Burkina Faso : l’expulsion de journalistes françaises met en lumière la pression sur les médias
Une télévision montre le signal coupé de la chaîne France 24, quelques heures après que le gouvernement militaire du Burkina Faso ait suspendu la chaîne, le 27 mars 2023.
© 2023 Olympia de Maismont/AFP via Getty Images

Le Burkina Faso a récemment pris une décision qui suscite de vives inquiétudes quant à l’état de la liberté d’information dans le pays. Les autorités militaires de transition ont procédé à l’expulsion d’Agnès Faivre et Sophie Douce, deux correspondantes françaises réputées. Ces journalistes, représentant respectivement les quotidiens Libération et Le Monde, étaient pourtant en possession de visas et d’accréditations valides, soulignant le caractère abrupt de cette mesure.

D’après les témoignages des rédactions concernées, les services de renseignement nationaux ont convoqué et interrogé les deux professionnelles des médias à Ouagadougou, la capitale burkinabè, le 31 mars. À l’issue de cet entretien, un délai de 24 heures leur a été imposé pour quitter le territoire, sans qu’aucune explication officielle ne soit fournie pour justifier cette expulsion.

Libération a réagi par un éditorial cinglant, qualifiant l’expulsion de sa correspondante d’« injustifiée ». Le quotidien français a établi un lien direct entre cette décision et l’enquête menée par sa journaliste le 27 mars, portant sur une vidéo troublante. Cette séquence, qui aurait été filmée dans une caserne militaire à Ouahigouya, province de Yatenga, montrait des corps d’enfants gisant au sol, en présence d’individus en uniformes militaires burkinabè. De son côté, Le Monde a exprimé sa ferme condamnation, jugeant ces expulsions « inacceptables » et dénonçant une « décision arbitraire ».

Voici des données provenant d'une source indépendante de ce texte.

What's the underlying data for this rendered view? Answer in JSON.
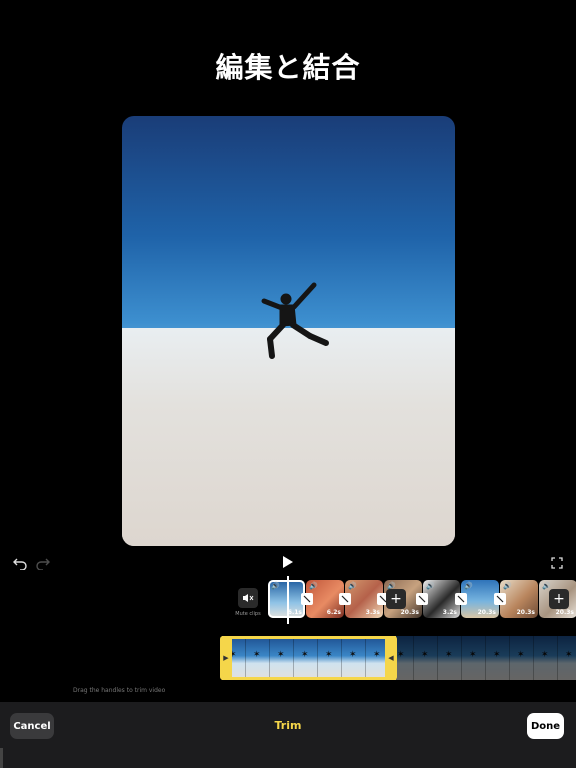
{
  "header": {
    "title": "編集と結合"
  },
  "controls": {
    "undo_icon": "undo-icon",
    "redo_icon": "redo-icon",
    "play_icon": "play-icon",
    "fullscreen_icon": "fullscreen-icon"
  },
  "timeline": {
    "mute_label": "Mute clips",
    "clips": [
      {
        "duration": "6.1s",
        "selected": true
      },
      {
        "duration": "6.2s"
      },
      {
        "duration": "3.3s"
      },
      {
        "duration": "20.3s"
      },
      {
        "duration": "3.2s"
      },
      {
        "duration": "20.3s"
      },
      {
        "duration": "20.3s"
      },
      {
        "duration": "20.3s"
      }
    ],
    "add_label": "+"
  },
  "trim": {
    "hint": "Drag the handles to trim video",
    "handle_color": "#f5d64a"
  },
  "bottom_bar": {
    "cancel_label": "Cancel",
    "title": "Trim",
    "done_label": "Done"
  }
}
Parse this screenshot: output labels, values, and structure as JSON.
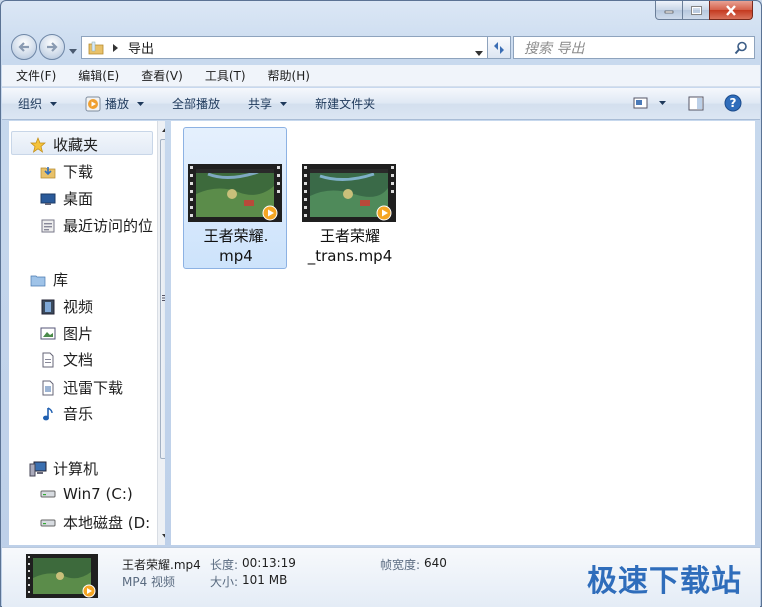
{
  "address": {
    "folder_name": "导出"
  },
  "search": {
    "placeholder": "搜索 导出"
  },
  "menu": [
    "文件(F)",
    "编辑(E)",
    "查看(V)",
    "工具(T)",
    "帮助(H)"
  ],
  "toolbar": {
    "organize": "组织",
    "play": "播放",
    "play_all": "全部播放",
    "share": "共享",
    "new_folder": "新建文件夹"
  },
  "nav": {
    "favorites": "收藏夹",
    "downloads": "下载",
    "desktop": "桌面",
    "recent": "最近访问的位",
    "libraries": "库",
    "videos": "视频",
    "pictures": "图片",
    "documents": "文档",
    "xunlei": "迅雷下载",
    "music": "音乐",
    "computer": "计算机",
    "drive_c": "Win7 (C:)",
    "drive_d": "本地磁盘 (D:"
  },
  "files": [
    {
      "line1": "王者荣耀.",
      "line2": "mp4",
      "selected": true
    },
    {
      "line1": "王者荣耀",
      "line2": "_trans.mp4",
      "selected": false
    }
  ],
  "details": {
    "name": "王者荣耀.mp4",
    "type": "MP4 视频",
    "duration_label": "长度:",
    "duration": "00:13:19",
    "size_label": "大小:",
    "size": "101 MB",
    "framewidth_label": "帧宽度:",
    "framewidth": "640"
  },
  "watermark": "极速下载站",
  "colors": {
    "accent": "#2f6dbb",
    "selection": "#cde3fb"
  }
}
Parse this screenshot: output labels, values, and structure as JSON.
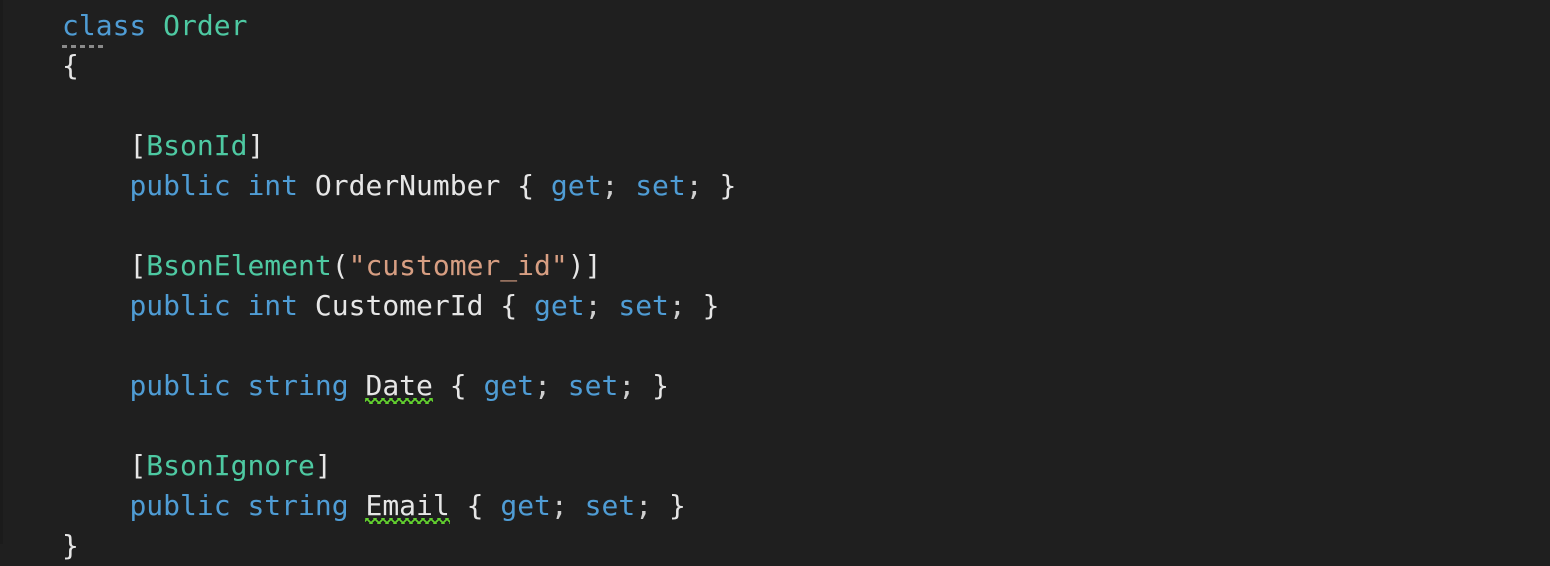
{
  "editor": {
    "background_color": "#1f1f1f",
    "language": "csharp",
    "theme": "dark",
    "colors": {
      "keyword": "#4f9cd4",
      "type": "#4ec9a2",
      "identifier": "#e6e6e6",
      "punctuation": "#e6e6e6",
      "string": "#d79e82",
      "squiggle_suggestion": "#62d12e",
      "fold_marker": "#8a8a8a"
    },
    "fold_marker": {
      "name": "collapsed-region-marker",
      "dash_count": 5
    },
    "lines": [
      {
        "index": 1,
        "indent": 0,
        "tokens": [
          {
            "text": "class",
            "kind": "kw"
          },
          {
            "text": " ",
            "kind": "punct"
          },
          {
            "text": "Order",
            "kind": "type"
          }
        ]
      },
      {
        "index": 2,
        "indent": 0,
        "tokens": [
          {
            "text": "{",
            "kind": "punct"
          }
        ]
      },
      {
        "index": 3,
        "indent": 0,
        "tokens": []
      },
      {
        "index": 4,
        "indent": 1,
        "tokens": [
          {
            "text": "[",
            "kind": "punct"
          },
          {
            "text": "BsonId",
            "kind": "type"
          },
          {
            "text": "]",
            "kind": "punct"
          }
        ]
      },
      {
        "index": 5,
        "indent": 1,
        "tokens": [
          {
            "text": "public",
            "kind": "kw"
          },
          {
            "text": " ",
            "kind": "punct"
          },
          {
            "text": "int",
            "kind": "kw"
          },
          {
            "text": " ",
            "kind": "punct"
          },
          {
            "text": "OrderNumber",
            "kind": "ident"
          },
          {
            "text": " ",
            "kind": "punct"
          },
          {
            "text": "{",
            "kind": "punct"
          },
          {
            "text": " ",
            "kind": "punct"
          },
          {
            "text": "get",
            "kind": "kw"
          },
          {
            "text": ";",
            "kind": "semi"
          },
          {
            "text": " ",
            "kind": "punct"
          },
          {
            "text": "set",
            "kind": "kw"
          },
          {
            "text": ";",
            "kind": "semi"
          },
          {
            "text": " ",
            "kind": "punct"
          },
          {
            "text": "}",
            "kind": "punct"
          }
        ]
      },
      {
        "index": 6,
        "indent": 0,
        "tokens": []
      },
      {
        "index": 7,
        "indent": 1,
        "tokens": [
          {
            "text": "[",
            "kind": "punct"
          },
          {
            "text": "BsonElement",
            "kind": "type"
          },
          {
            "text": "(",
            "kind": "punct"
          },
          {
            "text": "\"customer_id\"",
            "kind": "str"
          },
          {
            "text": ")",
            "kind": "punct"
          },
          {
            "text": "]",
            "kind": "punct"
          }
        ]
      },
      {
        "index": 8,
        "indent": 1,
        "tokens": [
          {
            "text": "public",
            "kind": "kw"
          },
          {
            "text": " ",
            "kind": "punct"
          },
          {
            "text": "int",
            "kind": "kw"
          },
          {
            "text": " ",
            "kind": "punct"
          },
          {
            "text": "CustomerId",
            "kind": "ident"
          },
          {
            "text": " ",
            "kind": "punct"
          },
          {
            "text": "{",
            "kind": "punct"
          },
          {
            "text": " ",
            "kind": "punct"
          },
          {
            "text": "get",
            "kind": "kw"
          },
          {
            "text": ";",
            "kind": "semi"
          },
          {
            "text": " ",
            "kind": "punct"
          },
          {
            "text": "set",
            "kind": "kw"
          },
          {
            "text": ";",
            "kind": "semi"
          },
          {
            "text": " ",
            "kind": "punct"
          },
          {
            "text": "}",
            "kind": "punct"
          }
        ]
      },
      {
        "index": 9,
        "indent": 0,
        "tokens": []
      },
      {
        "index": 10,
        "indent": 1,
        "tokens": [
          {
            "text": "public",
            "kind": "kw"
          },
          {
            "text": " ",
            "kind": "punct"
          },
          {
            "text": "string",
            "kind": "kw"
          },
          {
            "text": " ",
            "kind": "punct"
          },
          {
            "text": "Date",
            "kind": "ident",
            "squiggle": true
          },
          {
            "text": " ",
            "kind": "punct"
          },
          {
            "text": "{",
            "kind": "punct"
          },
          {
            "text": " ",
            "kind": "punct"
          },
          {
            "text": "get",
            "kind": "kw"
          },
          {
            "text": ";",
            "kind": "semi"
          },
          {
            "text": " ",
            "kind": "punct"
          },
          {
            "text": "set",
            "kind": "kw"
          },
          {
            "text": ";",
            "kind": "semi"
          },
          {
            "text": " ",
            "kind": "punct"
          },
          {
            "text": "}",
            "kind": "punct"
          }
        ]
      },
      {
        "index": 11,
        "indent": 0,
        "tokens": []
      },
      {
        "index": 12,
        "indent": 1,
        "tokens": [
          {
            "text": "[",
            "kind": "punct"
          },
          {
            "text": "BsonIgnore",
            "kind": "type"
          },
          {
            "text": "]",
            "kind": "punct"
          }
        ]
      },
      {
        "index": 13,
        "indent": 1,
        "tokens": [
          {
            "text": "public",
            "kind": "kw"
          },
          {
            "text": " ",
            "kind": "punct"
          },
          {
            "text": "string",
            "kind": "kw"
          },
          {
            "text": " ",
            "kind": "punct"
          },
          {
            "text": "Email",
            "kind": "ident",
            "squiggle": true
          },
          {
            "text": " ",
            "kind": "punct"
          },
          {
            "text": "{",
            "kind": "punct"
          },
          {
            "text": " ",
            "kind": "punct"
          },
          {
            "text": "get",
            "kind": "kw"
          },
          {
            "text": ";",
            "kind": "semi"
          },
          {
            "text": " ",
            "kind": "punct"
          },
          {
            "text": "set",
            "kind": "kw"
          },
          {
            "text": ";",
            "kind": "semi"
          },
          {
            "text": " ",
            "kind": "punct"
          },
          {
            "text": "}",
            "kind": "punct"
          }
        ]
      },
      {
        "index": 14,
        "indent": 0,
        "tokens": [
          {
            "text": "}",
            "kind": "punct"
          }
        ]
      }
    ]
  }
}
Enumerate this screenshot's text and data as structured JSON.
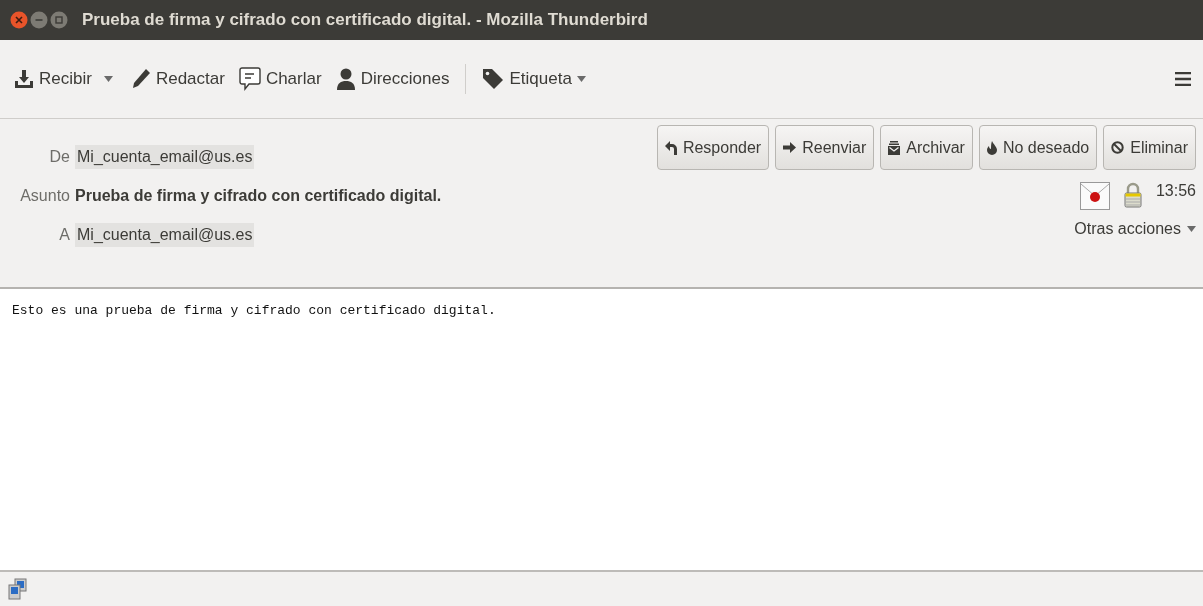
{
  "window": {
    "title": "Prueba de firma y cifrado con certificado digital. - Mozilla Thunderbird"
  },
  "toolbar": [
    {
      "label": "Recibir",
      "split_menu": true,
      "menu": false
    },
    {
      "label": "Redactar",
      "split_menu": false,
      "menu": false
    },
    {
      "label": "Charlar",
      "split_menu": false,
      "menu": false
    },
    {
      "label": "Direcciones",
      "split_menu": false,
      "menu": false
    },
    {
      "label": "Etiqueta",
      "split_menu": false,
      "menu": true
    }
  ],
  "header": {
    "fields": [
      {
        "label": "De",
        "value": "Mi_cuenta_email@us.es",
        "kind": "address"
      },
      {
        "label": "Asunto",
        "value": "Prueba de firma y cifrado con certificado digital.",
        "kind": "subject"
      },
      {
        "label": "A",
        "value": "Mi_cuenta_email@us.es",
        "kind": "address"
      }
    ],
    "actions": [
      "Responder",
      "Reenviar",
      "Archivar",
      "No deseado",
      "Eliminar"
    ],
    "time": "13:56",
    "signed": true,
    "encrypted": true,
    "more_actions": "Otras acciones"
  },
  "body": {
    "text": "Esto es una prueba de firma y cifrado con certificado digital."
  }
}
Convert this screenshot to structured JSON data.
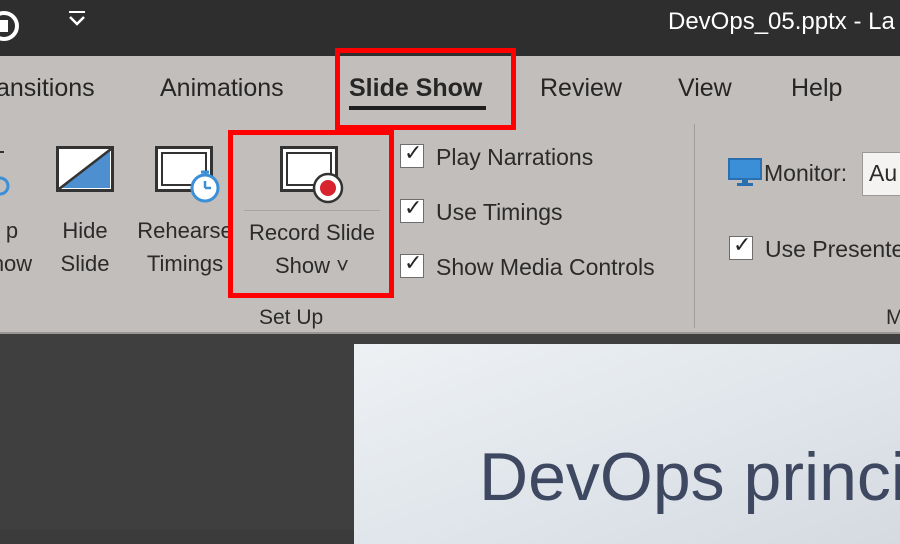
{
  "window": {
    "title": "DevOps_05.pptx  -  La"
  },
  "tabs": [
    {
      "label": "ansitions"
    },
    {
      "label": "Animations"
    },
    {
      "label": "Slide Show",
      "active": true
    },
    {
      "label": "Review"
    },
    {
      "label": "View"
    },
    {
      "label": "Help"
    }
  ],
  "ribbon": {
    "setup_button_label": "p\nhow",
    "hide_slide_label": "Hide\nSlide",
    "rehearse_label": "Rehearse\nTimings",
    "record_label": "Record Slide\nShow ˅",
    "checks": [
      {
        "label": "Play Narrations",
        "checked": true
      },
      {
        "label": "Use Timings",
        "checked": true
      },
      {
        "label": "Show Media Controls",
        "checked": true
      }
    ],
    "group_setup_label": "Set Up",
    "monitor_label": "Monitor:",
    "monitor_value": "Au",
    "presenter_view_label": "Use Presente",
    "group_monitors_label": "M"
  },
  "slide": {
    "title": "DevOps princip"
  },
  "colors": {
    "highlight": "#ff0000",
    "accent_icon": "#3a8fd6",
    "record_dot": "#d9232e"
  }
}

Cette mesure d’expulsion s’inscrit dans une série d’atteintes croissantes aux libertés d’expression et des médias au Burkina Faso. Précédemment, le 27 mars, la diffusion de la chaîne de télévision française d’information internationale France 24 avait été suspendue. De même, la station de radio française d’information internationale, Radio France Internationale (RFI), avait subi le même sort le 3 décembre 2022, ses émissions étant stoppées. Dans les deux cas, le gouvernement burkinabè avait justifié ces suspensions par des accusations de diffusion de fausses nouvelles.

« La junte militaire inflige des préjudices irréparables à la liberté d’expression dans cette nation », a affirmé Daouda Diallo, éminent activiste burkinabè des droits humains et lauréat du prestigieux prix Martin Ennals en 2022. Il a également souligné avec force que « le journalisme ne constitue pas un crime et doit cesser d’être une profession risquée au Burkina Faso ».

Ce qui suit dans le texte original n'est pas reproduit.